A trip through past, present and future

REVIEWS BY GAVIN J. GRANT

The latest novel from Ian McDonald comes with high hopes. His previous novel, River of Gods, was short-listed for most of the genre awards and won the British Science Fiction Association Award for novel of the year in 2004. Does his new book, Brasyl live up to the expectations? The short answer is yes. This tripartite novel is set in South America's largest country during three different eras—last year, 25 years from now and 300 years before that. In the present day, a reality TV producer is looking for her next big hit (as well as what to do with her own life, but that concern is submerged so well she hardly realizes it herself). The only time she moves slowly is in the breaks between the bouts of martial arts she uses to focus and calm herself. When she learns that the goalkeeper who missed a save for Brazil in the 1950 World Cup is still alive, she immediately wants to make him the focus of a mock TV trial. In the future section, rogue physicists use quantum computers to access parallel universes and find codes to turn off radio chips in stolen goods. This pursuit isn't the main interest of the physicists, but it's the one that brings petty thief and imaginative talent scout Edson into their circle.

Moving back into the 18th century, the reader encounters Father Luis Quinn, who has been sent to locate another Jesuit priest who disappeared up the Amazon. Others have sought him but none have returned. Quinn quickly sees the truth in what everyone has been telling him—that Brazil is different from anywhere else on earth. McDonald gleefully pounds away at the ways in which Brazil is unique, but he is also after larger targets: the nature of the universe, free will and predestination, what happens after we die. Brasyl is a fantastic, fast-moving thought experiment packaged as a novel, wrapped in a love story. The best line in the book? "Physics is love."



Body double

In Jon Courtenay Grimwood's 9Tail Fox San Francisco cop Bobby Zha discovers after he dies that everyone thought he was a jerk. Zha, shot while investigating a break-in, wakes up in someone else's body: a body that has been in a coma in New York for more than 20 years. But Zha can't stop to ask too many questions or he might get another visit from the celestial nine-tailed fox who talked him through moving between bodies. He shocks the care facility into letting him go free and finds that the boy whose body he now inhabits was awarded a fortune from the accident that put him into a coma. Zha can't feel the boy's presence, but he doesn't try too hard. He heads back to what had been home ground where, of course, no one recognizes him now. There, he uses his connections to investigate his own death and the case he had been working on before he died—an 11-year-old girl, granddaughter of an extremely well-off Russian émigré, apparently shot an intruder. Zha knows the girl didn't do it and her grandfather is an unlikely suspect because he's blind.

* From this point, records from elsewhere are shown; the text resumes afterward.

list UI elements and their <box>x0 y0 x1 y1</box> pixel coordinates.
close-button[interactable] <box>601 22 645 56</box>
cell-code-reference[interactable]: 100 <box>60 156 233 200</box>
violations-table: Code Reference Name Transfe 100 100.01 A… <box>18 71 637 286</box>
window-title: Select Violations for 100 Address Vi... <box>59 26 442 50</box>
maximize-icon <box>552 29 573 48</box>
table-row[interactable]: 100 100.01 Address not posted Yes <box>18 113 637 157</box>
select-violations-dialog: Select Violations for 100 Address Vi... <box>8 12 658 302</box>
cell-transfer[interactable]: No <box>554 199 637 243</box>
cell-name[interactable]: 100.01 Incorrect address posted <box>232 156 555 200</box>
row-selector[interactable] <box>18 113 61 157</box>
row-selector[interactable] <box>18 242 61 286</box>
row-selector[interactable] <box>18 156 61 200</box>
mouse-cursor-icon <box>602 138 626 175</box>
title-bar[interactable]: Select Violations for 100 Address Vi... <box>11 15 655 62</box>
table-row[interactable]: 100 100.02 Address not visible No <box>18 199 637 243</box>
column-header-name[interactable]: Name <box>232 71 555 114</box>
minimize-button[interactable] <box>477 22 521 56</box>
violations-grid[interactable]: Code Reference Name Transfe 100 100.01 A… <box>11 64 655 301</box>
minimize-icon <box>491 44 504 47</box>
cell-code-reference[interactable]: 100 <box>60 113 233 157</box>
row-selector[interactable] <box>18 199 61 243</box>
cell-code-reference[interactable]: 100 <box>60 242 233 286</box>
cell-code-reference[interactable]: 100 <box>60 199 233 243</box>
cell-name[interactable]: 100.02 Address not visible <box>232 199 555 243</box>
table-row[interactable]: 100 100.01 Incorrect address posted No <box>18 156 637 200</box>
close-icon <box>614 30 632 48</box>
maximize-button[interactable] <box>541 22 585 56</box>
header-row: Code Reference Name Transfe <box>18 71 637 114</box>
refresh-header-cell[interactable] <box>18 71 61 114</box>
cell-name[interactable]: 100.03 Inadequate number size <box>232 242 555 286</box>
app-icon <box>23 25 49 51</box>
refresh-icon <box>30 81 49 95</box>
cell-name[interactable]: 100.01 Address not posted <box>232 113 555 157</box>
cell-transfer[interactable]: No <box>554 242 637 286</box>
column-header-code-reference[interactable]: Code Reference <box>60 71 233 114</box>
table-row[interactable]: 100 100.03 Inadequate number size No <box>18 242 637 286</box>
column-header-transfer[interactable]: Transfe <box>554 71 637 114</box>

9Tail Fox rushes to its end and doesn't stop to tie up every missing string along the way. There is much enjoyment to be had in following Zha as he loses and finds himself and tries to put a small part of the world to rights.



Reality check

Kelley Armstrong's No Humans Involved is part of her Women of the Otherworld series and, like Brasyl, features reality TV. Jaime Vegas is one of three mediums brought to a house in Los Angeles for a TV special on raising a ghost. But when Jaime finds some secret cameras and discovers that the producers have been giving out false information, she realizes the mediums are being set up as the unwitting cast of a different kind of TV show. Jaime has another reason for not wanting too much scrutiny: She's a necromancer who can see ghosts, raise the dead and knows all about the existence of vampires, werewolves, witches and so on. She is on an interspecies council that watches over (and keeps apart) humans and supernaturals. Jaime feels peculiar and unfamiliar presences in the garden that turn out to be partial ghosts. She has to find out how these wounded spirits were created as well as keep an eye on her partner, a werewolf she may be falling for. With its fast-paced action and steamy scenes, Armstrong's novel is a must for fans of Laurell K. Hamilton and other paranormal romance authors.


Gavin J. Grant runs Small Beer Press in Northampton, Massachusetts.